Estimate Your Annual Mileage
Never Pay More Than Necessary
Odometer readings captured during a vehicles National Car Test (NCT) will be printed on the NCT Certificate. Each cert will have up to a maximum of 3 previous readings printed on them with the idea being that this might provide some consumer protection for both those selling and buying cars going forward.This rule is aimed at giving the consumer more security when it comes to making a motor purchase.
How Does It Affect My Insurance?
This NCT cert change not only ensures that the vehicle should match up to the mileage being displayed but it is also a hack for helping you estimate how many miles you travel during the year. The reason why this is considered important is because your annual mileage can potentially impact the cost of your car insurance premium.
The reason for this is because the chances of you being involved in a traffic related incident are higher if you're in your vehicle for a longer period of time. To offset this risk a car insurer may quote those with greater annual mileage at a higher rate.
Many of us can overestimate the amount of miles we actually put in behind the wheel each week, which can potentially lead to us not providing the correct figures come renewal time.
To help you get the best value car insurance quote we’ve got a simple method you could use to estimate your annual mileage.
HOW TO ESTIMATE YOUR ANNUAL MILEAGE
There are a number of ways for you to estimate your annual mileage, but to make your life easier we’ve provided a straightforward working example to calculate it:
Record the number of miles/kilometres you travel on your average daily commute. Note this figure for each day (Monday to Friday).
Add all the daily figures together to get your total for the Monday to Friday.
For example, between Monday to Friday John normally drives about 160 KM (32 KM x 5) per week.
To get a semi accurate average for the week we’ll need to also include his weekend figure. It can vary from week to week but the average for John is about 50 KM (25 KM x 2).
That means his weekly average is about 210 KM.
Using this weekly figure you should be able to calculate your monthly figure. You can do this by multiplying the weekly figure by 4.
E.G: 210 KM x 4 = 840 KM (per month).
Using the monthly figure you can now estimate John’s yearly figure.
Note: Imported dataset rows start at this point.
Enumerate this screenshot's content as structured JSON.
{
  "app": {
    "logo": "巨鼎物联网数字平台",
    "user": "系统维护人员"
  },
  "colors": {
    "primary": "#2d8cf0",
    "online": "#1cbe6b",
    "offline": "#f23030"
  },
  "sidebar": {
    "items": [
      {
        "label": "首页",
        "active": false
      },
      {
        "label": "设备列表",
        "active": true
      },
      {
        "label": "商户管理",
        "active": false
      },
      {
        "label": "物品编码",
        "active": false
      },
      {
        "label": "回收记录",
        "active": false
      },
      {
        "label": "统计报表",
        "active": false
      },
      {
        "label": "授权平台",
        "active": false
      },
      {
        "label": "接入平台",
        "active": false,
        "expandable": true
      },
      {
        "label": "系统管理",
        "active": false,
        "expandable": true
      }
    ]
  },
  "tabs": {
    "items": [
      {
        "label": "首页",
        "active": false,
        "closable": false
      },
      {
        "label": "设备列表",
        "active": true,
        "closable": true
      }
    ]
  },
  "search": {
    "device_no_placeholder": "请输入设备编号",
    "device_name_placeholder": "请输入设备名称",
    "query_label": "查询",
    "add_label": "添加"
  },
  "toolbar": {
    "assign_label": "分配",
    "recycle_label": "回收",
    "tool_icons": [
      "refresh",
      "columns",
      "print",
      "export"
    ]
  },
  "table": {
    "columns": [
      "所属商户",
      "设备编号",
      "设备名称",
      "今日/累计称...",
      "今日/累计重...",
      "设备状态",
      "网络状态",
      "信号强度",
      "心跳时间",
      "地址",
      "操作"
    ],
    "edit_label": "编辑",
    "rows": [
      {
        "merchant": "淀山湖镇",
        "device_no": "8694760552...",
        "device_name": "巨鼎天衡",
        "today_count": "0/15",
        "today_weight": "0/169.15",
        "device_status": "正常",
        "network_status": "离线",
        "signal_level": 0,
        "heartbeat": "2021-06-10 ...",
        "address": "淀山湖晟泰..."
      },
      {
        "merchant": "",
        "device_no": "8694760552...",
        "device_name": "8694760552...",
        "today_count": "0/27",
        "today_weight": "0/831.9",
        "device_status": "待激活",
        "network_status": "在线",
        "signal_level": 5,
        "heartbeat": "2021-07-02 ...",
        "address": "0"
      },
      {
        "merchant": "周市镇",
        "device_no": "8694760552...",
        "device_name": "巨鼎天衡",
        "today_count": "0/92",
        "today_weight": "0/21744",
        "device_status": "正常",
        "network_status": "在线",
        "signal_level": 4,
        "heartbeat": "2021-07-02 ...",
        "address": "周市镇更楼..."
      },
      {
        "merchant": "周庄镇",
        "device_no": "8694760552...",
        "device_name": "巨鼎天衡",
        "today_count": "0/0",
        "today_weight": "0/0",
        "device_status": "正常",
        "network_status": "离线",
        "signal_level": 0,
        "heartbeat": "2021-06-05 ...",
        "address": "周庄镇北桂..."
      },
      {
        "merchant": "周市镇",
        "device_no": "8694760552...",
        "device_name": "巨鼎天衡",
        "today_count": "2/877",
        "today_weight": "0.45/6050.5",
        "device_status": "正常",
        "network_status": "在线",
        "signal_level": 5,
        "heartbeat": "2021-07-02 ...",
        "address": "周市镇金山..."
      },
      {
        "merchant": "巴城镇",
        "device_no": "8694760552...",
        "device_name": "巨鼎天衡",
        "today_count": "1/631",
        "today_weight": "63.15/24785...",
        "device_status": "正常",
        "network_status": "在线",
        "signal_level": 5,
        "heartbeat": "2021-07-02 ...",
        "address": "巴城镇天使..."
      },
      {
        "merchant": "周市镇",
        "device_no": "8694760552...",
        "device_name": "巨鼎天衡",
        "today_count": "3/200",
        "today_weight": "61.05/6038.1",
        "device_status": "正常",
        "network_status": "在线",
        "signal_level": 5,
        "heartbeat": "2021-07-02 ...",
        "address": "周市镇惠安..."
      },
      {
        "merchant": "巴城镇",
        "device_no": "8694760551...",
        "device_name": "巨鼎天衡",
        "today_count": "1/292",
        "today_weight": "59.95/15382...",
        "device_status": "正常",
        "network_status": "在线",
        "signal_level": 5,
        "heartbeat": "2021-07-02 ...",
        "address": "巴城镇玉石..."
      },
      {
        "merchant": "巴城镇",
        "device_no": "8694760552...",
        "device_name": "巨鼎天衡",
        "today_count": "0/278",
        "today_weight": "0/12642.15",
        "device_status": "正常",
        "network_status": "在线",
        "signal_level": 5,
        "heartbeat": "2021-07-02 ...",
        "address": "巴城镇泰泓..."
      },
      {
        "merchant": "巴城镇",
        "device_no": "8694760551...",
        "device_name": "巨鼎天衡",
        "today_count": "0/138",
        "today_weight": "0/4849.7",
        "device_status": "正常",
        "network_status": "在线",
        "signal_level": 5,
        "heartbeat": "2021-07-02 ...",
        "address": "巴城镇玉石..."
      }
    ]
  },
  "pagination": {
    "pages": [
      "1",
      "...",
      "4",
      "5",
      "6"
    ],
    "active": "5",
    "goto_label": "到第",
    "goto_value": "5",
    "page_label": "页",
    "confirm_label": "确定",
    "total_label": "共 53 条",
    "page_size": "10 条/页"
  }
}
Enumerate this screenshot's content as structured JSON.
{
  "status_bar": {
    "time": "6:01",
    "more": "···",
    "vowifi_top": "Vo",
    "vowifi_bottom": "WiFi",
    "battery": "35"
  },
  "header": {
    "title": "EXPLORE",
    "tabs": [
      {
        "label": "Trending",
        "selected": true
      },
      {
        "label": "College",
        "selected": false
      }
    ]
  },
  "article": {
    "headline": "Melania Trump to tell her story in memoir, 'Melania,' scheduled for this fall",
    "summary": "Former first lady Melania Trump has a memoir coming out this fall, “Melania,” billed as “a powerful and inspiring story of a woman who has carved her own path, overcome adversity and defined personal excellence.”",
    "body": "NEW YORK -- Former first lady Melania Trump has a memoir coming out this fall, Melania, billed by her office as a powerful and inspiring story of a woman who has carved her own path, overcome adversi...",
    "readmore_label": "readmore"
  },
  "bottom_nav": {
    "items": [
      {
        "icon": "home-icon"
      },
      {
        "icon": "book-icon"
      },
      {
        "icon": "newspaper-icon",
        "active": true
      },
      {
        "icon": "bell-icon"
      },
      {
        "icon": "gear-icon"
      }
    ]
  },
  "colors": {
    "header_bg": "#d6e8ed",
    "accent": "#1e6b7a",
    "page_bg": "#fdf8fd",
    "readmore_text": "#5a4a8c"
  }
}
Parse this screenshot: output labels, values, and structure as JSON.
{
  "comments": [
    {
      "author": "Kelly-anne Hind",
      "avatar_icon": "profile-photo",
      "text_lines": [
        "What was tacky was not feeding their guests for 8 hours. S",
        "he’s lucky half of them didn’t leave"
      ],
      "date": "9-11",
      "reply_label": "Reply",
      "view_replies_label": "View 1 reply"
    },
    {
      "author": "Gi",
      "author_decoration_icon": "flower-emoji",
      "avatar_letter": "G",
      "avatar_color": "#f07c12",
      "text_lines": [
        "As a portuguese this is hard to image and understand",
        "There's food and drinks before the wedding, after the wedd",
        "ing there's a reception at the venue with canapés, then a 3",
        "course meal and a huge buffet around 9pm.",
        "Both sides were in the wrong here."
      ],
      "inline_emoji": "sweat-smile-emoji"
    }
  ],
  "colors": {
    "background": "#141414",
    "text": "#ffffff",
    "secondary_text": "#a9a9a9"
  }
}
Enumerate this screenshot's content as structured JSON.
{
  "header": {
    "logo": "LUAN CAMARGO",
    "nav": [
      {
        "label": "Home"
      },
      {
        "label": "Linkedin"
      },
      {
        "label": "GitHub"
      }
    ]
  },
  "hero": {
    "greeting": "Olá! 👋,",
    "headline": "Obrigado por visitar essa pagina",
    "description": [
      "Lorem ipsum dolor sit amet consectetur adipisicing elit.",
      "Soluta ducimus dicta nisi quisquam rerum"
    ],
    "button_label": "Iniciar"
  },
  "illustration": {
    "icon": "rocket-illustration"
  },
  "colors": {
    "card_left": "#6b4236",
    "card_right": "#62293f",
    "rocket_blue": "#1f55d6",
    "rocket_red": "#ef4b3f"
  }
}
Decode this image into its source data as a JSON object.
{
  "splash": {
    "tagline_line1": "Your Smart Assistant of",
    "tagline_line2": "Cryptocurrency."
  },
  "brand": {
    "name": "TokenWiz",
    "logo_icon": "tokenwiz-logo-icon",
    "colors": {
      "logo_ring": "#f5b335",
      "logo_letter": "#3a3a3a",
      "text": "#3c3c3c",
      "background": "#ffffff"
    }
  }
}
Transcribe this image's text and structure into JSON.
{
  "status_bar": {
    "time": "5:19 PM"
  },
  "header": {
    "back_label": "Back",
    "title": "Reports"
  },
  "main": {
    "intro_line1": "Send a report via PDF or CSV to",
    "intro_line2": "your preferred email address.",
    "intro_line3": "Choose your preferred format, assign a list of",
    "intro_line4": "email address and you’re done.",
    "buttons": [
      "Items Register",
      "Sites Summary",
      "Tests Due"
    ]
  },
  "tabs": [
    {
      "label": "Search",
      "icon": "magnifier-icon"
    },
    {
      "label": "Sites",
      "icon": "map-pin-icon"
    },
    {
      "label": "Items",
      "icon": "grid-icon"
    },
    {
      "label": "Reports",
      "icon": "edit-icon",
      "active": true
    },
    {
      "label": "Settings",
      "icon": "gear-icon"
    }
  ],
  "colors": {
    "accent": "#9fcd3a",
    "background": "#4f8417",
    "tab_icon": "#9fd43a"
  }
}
You can do this by multiplying the monthly figure by 12.
E.G: 840 KM x 12 = 10,080
That’s just one example of how you can estimate your annual mileage but each individual’s figure can differ depending on their employment and lifestyle.
Something simple like calculating your annual mileage correctly could help you save on your insurance, as some insurers or brokers may give discounts to drivers who have low yearly mileage figures.
Providing the most accurate information, when you’re completing a car insurance quote, not only means that your cover is correct but it could also help you save on the cost of your renewal.